A federal judge said Bill Pulte, President Donald Trump’s federal housing chief, cannot be held liable in court under a decades-old immunity law, a ruling that narrows one front in a fierce fight over who bears responsibility for public accusations tied to Fannie Mae’s mass firings.
The dispute began after Fannie Mae fired more than 100 workers in April 2025 over alleged misuse of its charitable giving program. The former employees say they were cut loose on April 2, 2025, during a Microsoft Teams call, then publicly tied to fraud in statements they say damaged their reputations and careers. Forty-one of them later filed defamation lawsuits in Fairfax County, Virginia, naming Fannie Mae, chief executive Priscilla Almodovar and Pulte, who also serves as chairman of Fannie Mae.
The workers said the company’s public accusations went too far when it linked them to “unethical conduct” and “facilitating fraud.” Pulte, who was sworn in as director of the Federal Housing Finance Agency on March 14, 2025, after nomination by Trump and confirmation by the U.S. Senate, said in an April 2025 statement that the company had fired workers for “unethical conduct.” He also said in a Fox News appearance that some employees were making charitable donations and then getting “kickbacks.”

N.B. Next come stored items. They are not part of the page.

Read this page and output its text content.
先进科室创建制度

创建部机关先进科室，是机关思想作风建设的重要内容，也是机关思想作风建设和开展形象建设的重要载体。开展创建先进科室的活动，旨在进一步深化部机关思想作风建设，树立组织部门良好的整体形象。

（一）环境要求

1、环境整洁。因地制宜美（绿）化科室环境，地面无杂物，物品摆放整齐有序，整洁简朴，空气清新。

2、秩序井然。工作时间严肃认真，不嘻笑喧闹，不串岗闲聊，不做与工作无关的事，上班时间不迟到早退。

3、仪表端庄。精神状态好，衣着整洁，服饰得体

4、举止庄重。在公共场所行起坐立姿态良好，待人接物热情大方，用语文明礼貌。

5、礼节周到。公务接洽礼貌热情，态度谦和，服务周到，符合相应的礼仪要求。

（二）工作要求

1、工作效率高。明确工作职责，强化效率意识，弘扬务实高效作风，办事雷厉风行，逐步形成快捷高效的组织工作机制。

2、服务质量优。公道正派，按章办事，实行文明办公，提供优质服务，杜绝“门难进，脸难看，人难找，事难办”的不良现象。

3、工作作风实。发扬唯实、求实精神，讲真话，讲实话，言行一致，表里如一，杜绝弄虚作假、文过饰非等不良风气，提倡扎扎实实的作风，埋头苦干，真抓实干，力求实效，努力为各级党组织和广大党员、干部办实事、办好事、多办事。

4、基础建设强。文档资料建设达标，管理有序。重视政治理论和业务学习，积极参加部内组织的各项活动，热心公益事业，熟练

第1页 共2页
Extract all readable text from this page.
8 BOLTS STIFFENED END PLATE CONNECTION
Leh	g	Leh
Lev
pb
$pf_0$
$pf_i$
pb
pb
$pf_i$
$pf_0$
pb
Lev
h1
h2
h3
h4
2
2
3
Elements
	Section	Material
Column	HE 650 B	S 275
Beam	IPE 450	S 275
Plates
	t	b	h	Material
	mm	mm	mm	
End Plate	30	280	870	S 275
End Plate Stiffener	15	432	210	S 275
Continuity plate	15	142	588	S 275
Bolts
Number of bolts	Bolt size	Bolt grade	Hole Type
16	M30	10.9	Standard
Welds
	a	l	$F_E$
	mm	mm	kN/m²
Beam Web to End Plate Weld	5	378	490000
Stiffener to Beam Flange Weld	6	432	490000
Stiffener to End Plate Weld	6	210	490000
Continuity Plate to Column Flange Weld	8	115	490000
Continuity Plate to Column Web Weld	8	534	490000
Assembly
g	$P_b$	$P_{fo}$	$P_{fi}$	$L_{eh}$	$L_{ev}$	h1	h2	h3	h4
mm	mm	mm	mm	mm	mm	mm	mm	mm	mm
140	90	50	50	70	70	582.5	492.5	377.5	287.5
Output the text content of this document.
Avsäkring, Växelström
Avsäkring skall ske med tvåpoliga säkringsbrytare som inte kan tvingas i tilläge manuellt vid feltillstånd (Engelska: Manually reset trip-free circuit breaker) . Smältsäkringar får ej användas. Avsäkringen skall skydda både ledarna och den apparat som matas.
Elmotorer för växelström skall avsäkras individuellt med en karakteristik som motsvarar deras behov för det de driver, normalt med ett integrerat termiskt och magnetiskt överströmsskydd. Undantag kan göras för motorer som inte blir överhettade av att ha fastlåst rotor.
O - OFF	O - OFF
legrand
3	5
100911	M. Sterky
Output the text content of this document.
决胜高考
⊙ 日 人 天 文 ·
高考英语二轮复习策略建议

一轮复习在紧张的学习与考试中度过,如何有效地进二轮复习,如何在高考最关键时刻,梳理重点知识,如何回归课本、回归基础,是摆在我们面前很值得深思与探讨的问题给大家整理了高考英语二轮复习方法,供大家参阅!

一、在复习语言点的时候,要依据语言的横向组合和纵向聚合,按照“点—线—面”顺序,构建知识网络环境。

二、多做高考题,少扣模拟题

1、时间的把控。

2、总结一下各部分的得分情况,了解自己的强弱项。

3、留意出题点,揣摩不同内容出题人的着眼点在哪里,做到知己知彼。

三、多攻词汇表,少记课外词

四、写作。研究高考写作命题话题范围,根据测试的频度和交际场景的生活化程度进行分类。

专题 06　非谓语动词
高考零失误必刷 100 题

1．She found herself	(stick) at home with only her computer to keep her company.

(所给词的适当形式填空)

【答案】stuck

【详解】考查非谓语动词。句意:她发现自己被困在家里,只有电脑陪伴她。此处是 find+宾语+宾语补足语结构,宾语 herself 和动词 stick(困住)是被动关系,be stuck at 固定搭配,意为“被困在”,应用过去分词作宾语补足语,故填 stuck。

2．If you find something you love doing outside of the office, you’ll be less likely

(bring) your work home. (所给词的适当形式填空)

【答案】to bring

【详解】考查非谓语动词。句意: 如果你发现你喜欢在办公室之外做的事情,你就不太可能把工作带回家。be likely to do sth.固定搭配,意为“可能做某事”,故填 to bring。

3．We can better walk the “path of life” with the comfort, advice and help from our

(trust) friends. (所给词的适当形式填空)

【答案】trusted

The lawsuits sought about $82 million in combined damages, or roughly $1 million to more than $2 million per worker, plus punitive damages. They also sharpened scrutiny of Fannie Mae’s matching gift program, which reportedly matched employee charitable donations up to $5,000 each year. For the former workers, the case has been about more than money: it has centered on whether a government-linked housing giant can publicly stain employees with fraud allegations while leaving them with little practical way to fight back.
The new ruling suggests Pulte may have legal protection from at least part of the defamation case, even as the broader litigation continues. That matters beyond one executive. It raises the stakes for fired employees trying to challenge reputational harm in the shadow of federal housing oversight, and it underscores how legal immunity can shield officials in government-adjacent power struggles, even when public accusations can follow workers long after they lose their jobs.